By BENNIE IVORY
The Sentinel-Record 4-3-1979
A motion to dismiss a first-degree murder charge against Hot Springs Lt. Thurman Abernathy will be filed Wednesday in Hot Spring County Circuit Court, Prosecuting Attorney Dan Harmon said Monday.
Harmon announced over a week ago he would not prosecute Abernathy on the charge and instead would turn the case over to the Hot Spring County Grand Jury for consideration.
He said he would present the case to the grand jury in 30 to 60 days.
Abernathy is charged in the slaying of Linda Edwards, a Garland County sheriff’s deputy who disappeared Aug. 22, 1976. Parts of her skeletal remains were found by hunters in a forest in western Hot Spring County in early 1977.
Abernathy, who is free on $50,000 bond, was arrested in June, 1977, and has been on indefinite suspension from the police department without pay since then.
He will be released from bond when Harmon’s motion is granted.
Harmon said he decided not to prosecute Abernathy because of a recent state Supreme Court ruling that has limited the state’s case against the lieutenant.
The Supreme Court ruled last month that certain testimony ruled inadmissible last year in a hearing concerning the case can be admitted into court but said other testimony can not be admitted.
Then-Circuit Judge Henry Means had ruled that all of the testimony of Sara Edwards, who is not related to the dead woman, was inadmissible because it was hearsay.
In the hearing, Sara Edwards testified that Linda Edwards told her she was going to meet Abernathy on the night she disappeared.
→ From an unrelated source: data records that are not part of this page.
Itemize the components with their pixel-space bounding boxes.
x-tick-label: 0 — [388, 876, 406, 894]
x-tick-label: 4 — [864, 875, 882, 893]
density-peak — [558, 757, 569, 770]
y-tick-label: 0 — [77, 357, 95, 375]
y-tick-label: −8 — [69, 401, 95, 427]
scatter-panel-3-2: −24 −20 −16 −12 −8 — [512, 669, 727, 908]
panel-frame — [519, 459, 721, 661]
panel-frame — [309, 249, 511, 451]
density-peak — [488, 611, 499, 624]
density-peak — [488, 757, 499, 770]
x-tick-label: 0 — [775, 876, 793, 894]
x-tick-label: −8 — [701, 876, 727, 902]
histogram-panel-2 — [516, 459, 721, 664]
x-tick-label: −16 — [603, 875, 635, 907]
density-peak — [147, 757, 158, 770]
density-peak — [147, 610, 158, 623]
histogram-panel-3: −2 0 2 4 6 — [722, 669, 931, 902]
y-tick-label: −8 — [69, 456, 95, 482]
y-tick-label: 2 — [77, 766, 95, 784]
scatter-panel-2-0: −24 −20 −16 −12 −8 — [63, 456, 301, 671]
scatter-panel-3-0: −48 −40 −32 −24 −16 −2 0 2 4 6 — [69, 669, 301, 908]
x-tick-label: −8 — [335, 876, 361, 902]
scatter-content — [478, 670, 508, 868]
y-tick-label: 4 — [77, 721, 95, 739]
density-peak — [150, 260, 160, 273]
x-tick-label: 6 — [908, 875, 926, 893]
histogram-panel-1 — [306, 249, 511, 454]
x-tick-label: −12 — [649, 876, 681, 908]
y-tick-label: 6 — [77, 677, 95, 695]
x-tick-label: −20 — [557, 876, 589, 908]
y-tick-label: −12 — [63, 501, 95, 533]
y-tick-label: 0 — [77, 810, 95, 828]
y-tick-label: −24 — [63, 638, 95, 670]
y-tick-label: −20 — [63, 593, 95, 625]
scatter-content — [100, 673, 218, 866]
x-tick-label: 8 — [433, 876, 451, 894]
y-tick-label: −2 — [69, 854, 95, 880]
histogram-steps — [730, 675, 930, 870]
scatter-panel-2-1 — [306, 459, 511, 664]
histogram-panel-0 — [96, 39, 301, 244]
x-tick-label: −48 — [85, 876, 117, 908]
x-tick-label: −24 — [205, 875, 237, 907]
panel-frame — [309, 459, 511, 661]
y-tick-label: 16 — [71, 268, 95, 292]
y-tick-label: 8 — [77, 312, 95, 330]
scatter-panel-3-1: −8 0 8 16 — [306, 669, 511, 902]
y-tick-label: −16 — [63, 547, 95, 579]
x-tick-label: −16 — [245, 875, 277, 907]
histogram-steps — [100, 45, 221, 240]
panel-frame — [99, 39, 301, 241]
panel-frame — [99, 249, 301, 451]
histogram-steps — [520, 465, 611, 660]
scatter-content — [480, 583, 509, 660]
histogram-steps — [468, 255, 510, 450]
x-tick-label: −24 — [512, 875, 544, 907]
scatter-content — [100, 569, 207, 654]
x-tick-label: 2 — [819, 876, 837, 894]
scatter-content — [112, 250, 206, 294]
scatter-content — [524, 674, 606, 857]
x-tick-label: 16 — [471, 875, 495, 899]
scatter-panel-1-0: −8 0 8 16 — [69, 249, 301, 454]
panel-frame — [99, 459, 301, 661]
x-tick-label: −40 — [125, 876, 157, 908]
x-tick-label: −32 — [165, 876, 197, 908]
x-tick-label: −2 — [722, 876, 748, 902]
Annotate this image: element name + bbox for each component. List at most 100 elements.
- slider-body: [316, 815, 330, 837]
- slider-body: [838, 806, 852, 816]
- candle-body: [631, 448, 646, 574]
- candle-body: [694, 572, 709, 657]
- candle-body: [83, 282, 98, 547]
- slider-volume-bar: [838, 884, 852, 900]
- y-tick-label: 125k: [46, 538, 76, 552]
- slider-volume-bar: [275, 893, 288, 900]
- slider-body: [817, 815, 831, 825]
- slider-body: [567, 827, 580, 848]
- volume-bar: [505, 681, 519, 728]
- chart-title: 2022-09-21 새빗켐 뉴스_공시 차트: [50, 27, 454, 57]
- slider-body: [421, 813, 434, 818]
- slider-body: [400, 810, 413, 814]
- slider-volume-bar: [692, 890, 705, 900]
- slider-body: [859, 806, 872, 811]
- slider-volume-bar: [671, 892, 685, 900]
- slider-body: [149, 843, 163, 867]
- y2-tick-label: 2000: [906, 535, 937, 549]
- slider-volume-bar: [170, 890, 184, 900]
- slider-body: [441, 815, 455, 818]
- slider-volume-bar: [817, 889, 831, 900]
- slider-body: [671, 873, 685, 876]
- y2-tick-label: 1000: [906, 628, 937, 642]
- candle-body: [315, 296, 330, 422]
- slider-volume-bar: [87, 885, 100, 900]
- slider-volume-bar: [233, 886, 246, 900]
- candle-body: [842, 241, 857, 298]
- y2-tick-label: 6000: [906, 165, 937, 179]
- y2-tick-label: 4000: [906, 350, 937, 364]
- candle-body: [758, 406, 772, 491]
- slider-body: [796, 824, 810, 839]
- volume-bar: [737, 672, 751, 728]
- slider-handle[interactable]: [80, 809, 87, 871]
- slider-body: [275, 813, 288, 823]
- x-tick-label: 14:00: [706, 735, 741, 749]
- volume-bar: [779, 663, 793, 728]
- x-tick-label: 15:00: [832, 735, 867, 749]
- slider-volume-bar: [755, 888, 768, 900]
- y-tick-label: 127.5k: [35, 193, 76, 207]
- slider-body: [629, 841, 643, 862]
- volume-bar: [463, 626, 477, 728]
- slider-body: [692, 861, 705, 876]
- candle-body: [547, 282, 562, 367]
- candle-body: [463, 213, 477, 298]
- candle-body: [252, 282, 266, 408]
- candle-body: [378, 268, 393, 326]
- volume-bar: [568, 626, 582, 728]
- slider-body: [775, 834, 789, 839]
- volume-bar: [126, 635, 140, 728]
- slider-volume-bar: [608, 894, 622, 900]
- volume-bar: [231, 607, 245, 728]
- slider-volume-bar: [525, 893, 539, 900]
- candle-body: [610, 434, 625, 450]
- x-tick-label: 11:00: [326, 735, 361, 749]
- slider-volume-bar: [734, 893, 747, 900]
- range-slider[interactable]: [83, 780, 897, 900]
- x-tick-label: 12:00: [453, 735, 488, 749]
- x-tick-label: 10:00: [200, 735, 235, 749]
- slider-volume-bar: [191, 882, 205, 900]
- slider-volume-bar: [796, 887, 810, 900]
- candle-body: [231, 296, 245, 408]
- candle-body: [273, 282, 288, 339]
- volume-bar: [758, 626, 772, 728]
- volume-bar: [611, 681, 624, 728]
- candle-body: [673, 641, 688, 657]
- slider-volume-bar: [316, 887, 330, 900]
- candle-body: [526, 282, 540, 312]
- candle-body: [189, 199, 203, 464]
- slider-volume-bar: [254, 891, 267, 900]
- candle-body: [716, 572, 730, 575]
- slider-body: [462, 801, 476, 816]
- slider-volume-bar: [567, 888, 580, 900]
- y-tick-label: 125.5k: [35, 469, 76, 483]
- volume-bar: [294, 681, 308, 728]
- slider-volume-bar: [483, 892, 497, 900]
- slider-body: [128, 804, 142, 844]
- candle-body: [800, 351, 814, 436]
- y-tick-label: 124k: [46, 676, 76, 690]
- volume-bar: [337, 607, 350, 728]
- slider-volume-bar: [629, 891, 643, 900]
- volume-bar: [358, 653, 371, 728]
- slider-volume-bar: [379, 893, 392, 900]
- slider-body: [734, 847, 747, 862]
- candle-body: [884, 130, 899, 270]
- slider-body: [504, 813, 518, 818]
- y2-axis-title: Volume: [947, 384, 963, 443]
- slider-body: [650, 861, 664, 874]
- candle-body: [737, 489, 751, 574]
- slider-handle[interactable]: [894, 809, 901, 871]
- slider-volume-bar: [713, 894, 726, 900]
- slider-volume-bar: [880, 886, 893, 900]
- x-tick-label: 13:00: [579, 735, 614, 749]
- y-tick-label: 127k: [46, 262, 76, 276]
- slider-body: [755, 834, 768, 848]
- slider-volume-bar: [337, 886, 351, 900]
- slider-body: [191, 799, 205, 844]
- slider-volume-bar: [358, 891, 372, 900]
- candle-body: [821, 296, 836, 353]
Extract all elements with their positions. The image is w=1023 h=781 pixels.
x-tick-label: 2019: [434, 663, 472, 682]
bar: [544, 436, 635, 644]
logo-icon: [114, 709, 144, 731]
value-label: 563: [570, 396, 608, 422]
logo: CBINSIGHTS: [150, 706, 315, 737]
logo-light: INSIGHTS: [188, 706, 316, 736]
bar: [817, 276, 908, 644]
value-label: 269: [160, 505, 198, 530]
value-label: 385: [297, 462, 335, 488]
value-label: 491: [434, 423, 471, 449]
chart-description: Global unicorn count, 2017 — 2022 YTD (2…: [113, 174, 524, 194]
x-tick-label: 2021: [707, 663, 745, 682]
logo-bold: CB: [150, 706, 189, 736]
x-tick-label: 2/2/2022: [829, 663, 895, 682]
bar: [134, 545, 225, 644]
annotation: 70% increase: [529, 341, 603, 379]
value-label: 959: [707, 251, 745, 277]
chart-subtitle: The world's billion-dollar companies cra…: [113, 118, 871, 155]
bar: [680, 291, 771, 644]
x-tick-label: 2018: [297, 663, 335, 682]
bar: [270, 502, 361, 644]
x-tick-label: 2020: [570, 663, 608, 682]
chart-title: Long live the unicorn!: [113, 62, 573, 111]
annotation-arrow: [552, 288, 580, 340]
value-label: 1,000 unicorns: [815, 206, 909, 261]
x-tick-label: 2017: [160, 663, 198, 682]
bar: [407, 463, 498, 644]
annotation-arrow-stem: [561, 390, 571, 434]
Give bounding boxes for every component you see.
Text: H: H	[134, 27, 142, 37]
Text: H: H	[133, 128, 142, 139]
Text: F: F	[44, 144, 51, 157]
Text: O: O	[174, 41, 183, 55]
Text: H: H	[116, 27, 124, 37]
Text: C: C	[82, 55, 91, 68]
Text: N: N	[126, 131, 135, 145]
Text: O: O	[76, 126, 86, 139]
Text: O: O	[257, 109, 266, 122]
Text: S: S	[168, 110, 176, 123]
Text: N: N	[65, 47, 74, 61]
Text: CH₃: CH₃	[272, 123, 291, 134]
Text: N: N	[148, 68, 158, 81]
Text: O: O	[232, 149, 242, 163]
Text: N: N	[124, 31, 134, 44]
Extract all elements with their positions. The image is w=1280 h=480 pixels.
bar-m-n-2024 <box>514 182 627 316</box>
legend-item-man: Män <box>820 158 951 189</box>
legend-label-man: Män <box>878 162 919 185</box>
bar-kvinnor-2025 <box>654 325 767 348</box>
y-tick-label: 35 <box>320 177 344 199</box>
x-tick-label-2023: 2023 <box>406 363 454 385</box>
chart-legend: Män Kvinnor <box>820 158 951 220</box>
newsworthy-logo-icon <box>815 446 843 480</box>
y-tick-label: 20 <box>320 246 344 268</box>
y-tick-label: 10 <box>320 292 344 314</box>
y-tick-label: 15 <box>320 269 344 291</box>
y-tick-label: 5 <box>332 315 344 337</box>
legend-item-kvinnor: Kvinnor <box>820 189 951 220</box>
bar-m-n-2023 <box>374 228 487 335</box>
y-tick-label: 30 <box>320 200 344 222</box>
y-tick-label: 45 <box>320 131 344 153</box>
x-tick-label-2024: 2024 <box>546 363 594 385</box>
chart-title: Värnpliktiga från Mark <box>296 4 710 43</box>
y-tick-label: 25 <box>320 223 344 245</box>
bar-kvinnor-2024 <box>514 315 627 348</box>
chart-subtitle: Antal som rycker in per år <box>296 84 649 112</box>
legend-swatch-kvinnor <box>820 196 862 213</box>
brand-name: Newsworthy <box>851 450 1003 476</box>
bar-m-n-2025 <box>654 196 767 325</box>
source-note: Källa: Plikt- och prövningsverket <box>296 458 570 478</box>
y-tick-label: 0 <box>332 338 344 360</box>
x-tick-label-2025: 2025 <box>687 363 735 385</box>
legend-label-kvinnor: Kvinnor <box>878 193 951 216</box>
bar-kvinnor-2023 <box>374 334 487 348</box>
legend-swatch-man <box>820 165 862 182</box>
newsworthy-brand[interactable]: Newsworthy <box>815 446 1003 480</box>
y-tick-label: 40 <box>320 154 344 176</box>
The court said that testimony should have been ruled admissible.
However, the court said the rest of Sara Edwards’ testimony could not be presented to a jury.
That testimony included statements allegedly made by Linda Edwards that she was pregnant by Abernathy, who is married, that he wanted her to have an abortion against her wishes and that they had had violent arguments about her refusal to get an abortion.
“We have less evidence now than we did when the charge was filed,” Harmon said when he announced his decision.
Harmon said he does not know whether Hot Spring County Circuit Judge John W. Cole will grant the motion to dismiss the motion himself since he will be required to disqualify himself from the case. Cole was the prosecutor who filed the charge against Abernathy in 1977.
A special judge will be appointed by the state Supreme Court to empanel the grand jury.
Harmon said the earliest possible date for the empanelmeny of the grand jury would be late May or early June.
“I don’t see how it could be earlier with my schedule the way it is,” he said. “I’ve got to have time to prepare for it.”